Virginia Satir who was nearing 70, as I am, and was six feet tall, as I am not, shared her wisdom. One of the things she said resonated profoundly with what I believed. She said, “There is always hope your life can change because you can always learn new things.” Depressed, sad, frustrated, I was looking for change.

I was not a good family therapist. There was probably too much surgeon in me by then. If there is a problem, identify it and cut it out. Be done with it. Therapy is a timeline, perhaps of years. I was seeing a couple when, talking to each individually, I learned both had been praying one of them would die to end the marriage. “Why are you still married?” I asked the first time I saw them together.

A week later, they had filed for divorce. Chalk one up for Dr. Allen.

Implied in Virginia Satir’s statement, is the ability to make a difference for yourself. Sometimes it may mean rethinking something, often those old messages about self-worth we carry with us from childhood. It means self-talk, self-encouragement and above all, believing you are worth whatever effort it takes to change.

I celebrate that kind of evolution that is chosen, directed and accomplished. Too often we fail to look back at where we have been and acknowledge the distance we have traveled. I have hiked the Grand Canyon, down the South Kaibab Trail, and the next day, up the Bright Angel Trail.
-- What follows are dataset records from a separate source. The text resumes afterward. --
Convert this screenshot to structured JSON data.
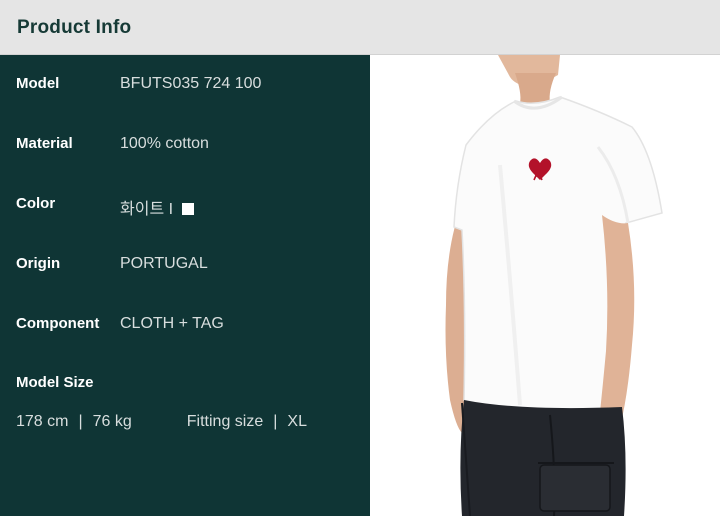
{
  "header": {
    "title": "Product Info"
  },
  "info": [
    {
      "label": "Model",
      "value": "BFUTS035 724 100"
    },
    {
      "label": "Material",
      "value": "100% cotton"
    },
    {
      "label": "Color",
      "value": "화이트 I"
    },
    {
      "label": "Origin",
      "value": "PORTUGAL"
    },
    {
      "label": "Component",
      "value": "CLOTH + TAG"
    }
  ],
  "model_size": {
    "label": "Model Size",
    "height": "178 cm",
    "sep1": "|",
    "weight": "76 kg",
    "fitting_label": "Fitting size",
    "sep2": "|",
    "fitting_value": "XL"
  },
  "colors": {
    "header_bg": "#e5e5e5",
    "panel_bg": "#0f3535",
    "title_text": "#163a36",
    "swatch": "#ffffff",
    "logo_red": "#b3122a"
  },
  "photo": {
    "subject": "model wearing white t-shirt with red heart logo and dark cargo pants"
  }
}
Since I weighed over 200 pounds, you must realize I didn’t set any time records but I had prepared by exercising and hiking shorter distances at home. It was a huge effort with breath-taking rewards. Once of them was standing at the top of the Bright Angel Trail and looking back. True, there were switch backs and steep, interminable climbs, but there was also the magnificence of the canyon, and I had been there. And in a grand gesture of heavenly magnanimity, I was given a rainbow.